Histórias

Painless Parker, um dentista mais que excêntrico

No museu dentário da Universidade de Temple, localizado na Filadélfia nos Estados Unidos, encontra-se uma pequena seção dedicada a um dos dentistas mais notórios da América: o famoso “Painless Parker“. Esse dentista afirmava que seu procedimento de extração dentária era completamente indolor, chegando ao ponto de prometer reembolsar seus honorários em dez vezes caso houvesse qualquer dor durante a operação. No entanto, a verdade por trás desse apelido era bastante diferente. Parker havia até mesmo mudado legalmente seu nome para Painless Parker, mas a realidade era bem distante dessa promessa de indoloridade.

Painless Parker com seu colar de dentes; o colar no Museu Dentário da Universidade de Temple.

Painless Parker, cujo nome de nascimento era Edgar Randolph Parker, nasceu em Tynemouth Creek, New Brunswick, em 1872. Desde jovem, Edgar já mostrava habilidades como vendedor. Aos 7 anos, ele vendeu o parquinho da escola para um colega por 20 centavos. Aos 9 anos, negociou com um vizinho para adquirir uma galinha, ovos e um galinheiro, planejando se tornar um criador de galinhas. Edgar era um garoto rebelde e travesso, frequentemente simulando doenças para faltar à escola. Em certo momento, ele adquiriu uma carroça e um cavalo e se tornou um mascate de rua, vendendo bijuterias. No entanto, seu pai desaprovou essa atividade e vendeu a carroça.

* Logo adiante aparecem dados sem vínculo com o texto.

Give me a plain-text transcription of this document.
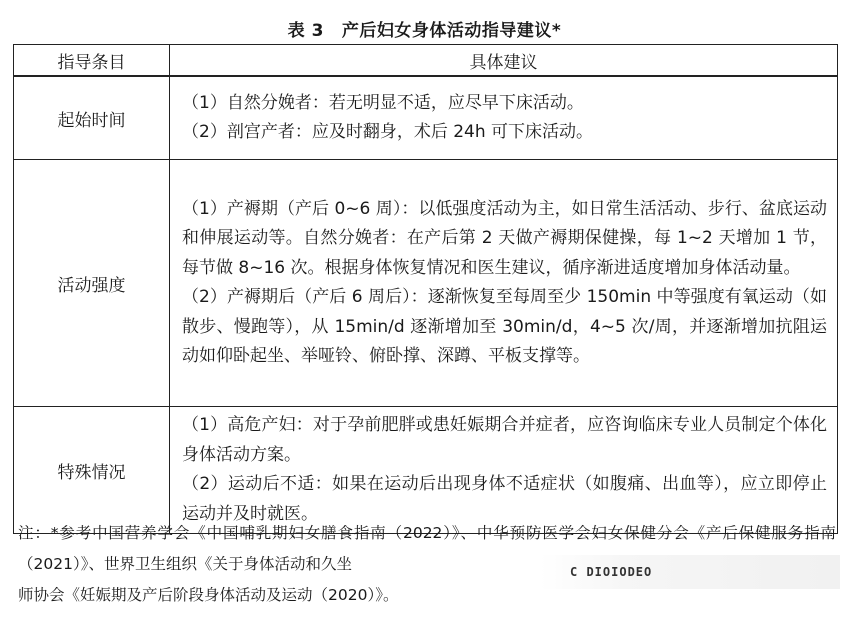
表 3 产后妇女身体活动指导建议*
指导条目	具体建议
起始时间	（1）自然分娩者：若无明显不适，应尽早下床活动。

（2）剖宫产者：应及时翻身，术后 24h 可下床活动。

活动强度	（1）产褥期（产后 0~6 周）：以低强度活动为主，如日常生活活动、步行、盆底运动和伸展运动等。自然分娩者：在产后第 2 天做产褥期保健操，每 1~2 天增加 1 节，每节做 8~16 次。根据身体恢复情况和医生建议，循序渐进适度增加身体活动量。

（2）产褥期后（产后 6 周后）：逐渐恢复至每周至少 150min 中等强度有氧运动（如散步、慢跑等），从 15min/d 逐渐增加至 30min/d，4~5 次/周，并逐渐增加抗阻运动如仰卧起坐、举哑铃、俯卧撑、深蹲、平板支撑等。

特殊情况	（1）高危产妇：对于孕前肥胖或患妊娠期合并症者，应咨询临床专业人员制定个体化身体活动方案。

（2）运动后不适：如果在运动后出现身体不适症状（如腹痛、出血等），应立即停止运动并及时就医。

注：*参考中国营养学会《中国哺乳期妇女膳食指南（2022）》、中华预防医学会妇女保健分会《产后保健服务指南（2021）》、世界卫生组织《关于身体活动和久坐
师协会《妊娠期及产后阶段身体活动及运动（2020）》。
C DIOIODEO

Em protesto, Edgar deixou sua casa e embarcou em um dos navios de seu tio com destino a Barbados.

Um colar de dentes extraídos que Painless Parker usava quando ia trabalhar.

Durante sua viagem marítima, Edgar sofreu um ferimento e foi parar em um hospital em Buenos Aires. Passando um verão inteiro no hospital, ele começou a admirar o trabalho dos médicos e decidiu se tornar um profissional da área. No entanto, como sua mãe era uma cristã devota e não acreditava na medicina, Edgar optou pela carreira de odontologia. Ele gostava da ideia de poder aliviar as pessoas da dor, algo que sua mãe havia experimentado durante um período de tempo com um dente do siso incluso.

Parker vendia toda uma linha de produtos para cuidados dentários, como este antisséptico bucal. 

Em 1889, Parker se matriculou no New York College of Dentistry. Para se sustentar financeiramente, ele realizava atendimentos odontológicos de porta em porta e até montou seu próprio consultório logo após entrar na faculdade. No entanto, essa conduta violava as políticas da instituição, resultando na sua expulsão. No mesmo ano, ele ingressou no Philadelphia Dental College (agora Escola de Odontologia Maurice H. Kornberg da Universidade de Temple) e se formou em 1892, aos vinte anos de idade. Parker era um aluno com dificuldades financeiras e só conseguiu se graduar porque suplicou ao reitor para ser aprovado. Após obter a aprovação, Parker se mudou para o Canadá para começar a trabalhar como dentista.

Um grande concerto gratuito ao ar livre às 15h e 19h todos os dias, consistindo de música vocal e instrumental. Dentes extraídos gratuitamente, sem dor (Painless Parker)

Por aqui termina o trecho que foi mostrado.